Disturbance of gonadotropin-releasing hormone (GnRH) signaling is implied in a variety of human diseases spanning from reproductive diseases, hormone-dependent oncological diseases, and neurodegenerative diseases. GnRH receptor (GnRH-R) play a central role in this context and have consequently attracted considerable interest as therapeutic targets
Novel single photon emission computed tomography (SPECT) and positron emission tomography (PET) radiotracers for imaging are of high importance in diagnostic medicine.
This is linked to the necessity of advances in radiochemistry and radiobiology development. The aim of the present study is to develop a GnRH-R SPECT radiotracer to allow for non-invasive detection of GnRH-R in the brain in vivo.
Researchers have previously disclosed the radiolabelling of Compound-1using an acylation-Finkelstein approach in 80% analytical RCY and 17% isolated yield. This gave us a straightforward access to the radioiodinated compound which is in compliance with requirements for radiolabelling.

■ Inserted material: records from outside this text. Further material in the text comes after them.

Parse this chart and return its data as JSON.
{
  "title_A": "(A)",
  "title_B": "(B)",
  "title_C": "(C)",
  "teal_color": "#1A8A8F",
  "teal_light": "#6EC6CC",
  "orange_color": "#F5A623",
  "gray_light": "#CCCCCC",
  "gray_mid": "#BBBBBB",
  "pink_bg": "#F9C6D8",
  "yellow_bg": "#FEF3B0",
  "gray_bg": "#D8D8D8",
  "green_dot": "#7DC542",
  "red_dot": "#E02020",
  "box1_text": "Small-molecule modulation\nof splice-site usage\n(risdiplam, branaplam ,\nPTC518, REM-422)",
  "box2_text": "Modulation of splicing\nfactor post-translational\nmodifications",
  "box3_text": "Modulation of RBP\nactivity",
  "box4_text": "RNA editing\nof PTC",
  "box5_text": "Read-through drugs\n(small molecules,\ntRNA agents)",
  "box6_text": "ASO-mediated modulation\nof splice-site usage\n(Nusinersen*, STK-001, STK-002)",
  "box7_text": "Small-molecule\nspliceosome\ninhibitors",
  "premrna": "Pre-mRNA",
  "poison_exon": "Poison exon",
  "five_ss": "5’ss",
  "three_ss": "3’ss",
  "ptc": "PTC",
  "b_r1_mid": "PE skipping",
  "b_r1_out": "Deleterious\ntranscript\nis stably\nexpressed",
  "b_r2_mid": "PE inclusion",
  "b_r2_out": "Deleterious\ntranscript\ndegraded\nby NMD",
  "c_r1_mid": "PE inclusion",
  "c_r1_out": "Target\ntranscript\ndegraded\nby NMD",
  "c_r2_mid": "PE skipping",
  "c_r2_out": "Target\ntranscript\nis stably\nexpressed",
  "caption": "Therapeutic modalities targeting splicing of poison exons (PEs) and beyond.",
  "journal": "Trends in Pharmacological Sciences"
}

Single photon emission computed tomography (SPECT) analysis
A semi-quantitative SPECT analysis was established to evaluate the [123I]-Compound-1 brain uptake. Three VOIs (brain, non-brain region, and a background region) were defined and compared to each other with no significant differences. The SPECT images presented no uptake of the Compound-1 in rat brain.
Similar iv. injection doses were reported in previous preclinical evaluation of [123I]-labeled compounds. Compound-1 ip. the administration was evaluated as well since it will be delivered slower to the circulation compared to iv. injections and therefore a different biodistribution could be achieved. However, no differences were observed in the iv. group compared to the IP. group.
In addition, comparison of the biodistribution of [123I]-Compound-1 with Na123I revealed no differences. After injection of [123I]-Compound-1, the activity was mainly distributed in the thyroid and the stomach, suggesting the rapid deiodination of Compound-1.
We observed similar [123I]-Compound-1 and Na123I uptake patterns in brain and testis, where GnRH-R is known to be expressed, indicating that the activity is due to the presence of free 123I- in these regions.
To their knowledge, no reports of the Na123I biodistribution are available for male Wistar rats. However, the biodistribution of free 125I- and 131I- for male Sprague–Dawley rats is known.
The uptake of free 123I- corresponds to a large degree of the previously reported biodistribution patterns of 125I- and 131I. Additionally, blood samples analyzed 1 h post injection by radio-HPLC did not detect [123I]-Compound-1 which may be explained by the rapid deiodination.
The compound was initially validated in saline, human and rat serum. No differences were shown in the analysis of brain SPECT images and biodistribution studies of the [123I]-Compound-1 compared to Na123I. Compound-1 did not show any uptake in the brain despite the promising stability and previous literature data.
[123I]-Compound-1 is therefore not suitable as a brain SPECT-radiotracer and further evaluation of the in vivo stability by e.g. metabolic profiling will reveal its suitability as a radiotracer outside the CNS in tissues where GnRH-R are located such as the HPG axis, tumors derived from these tissues and in liver, kidney, and heart.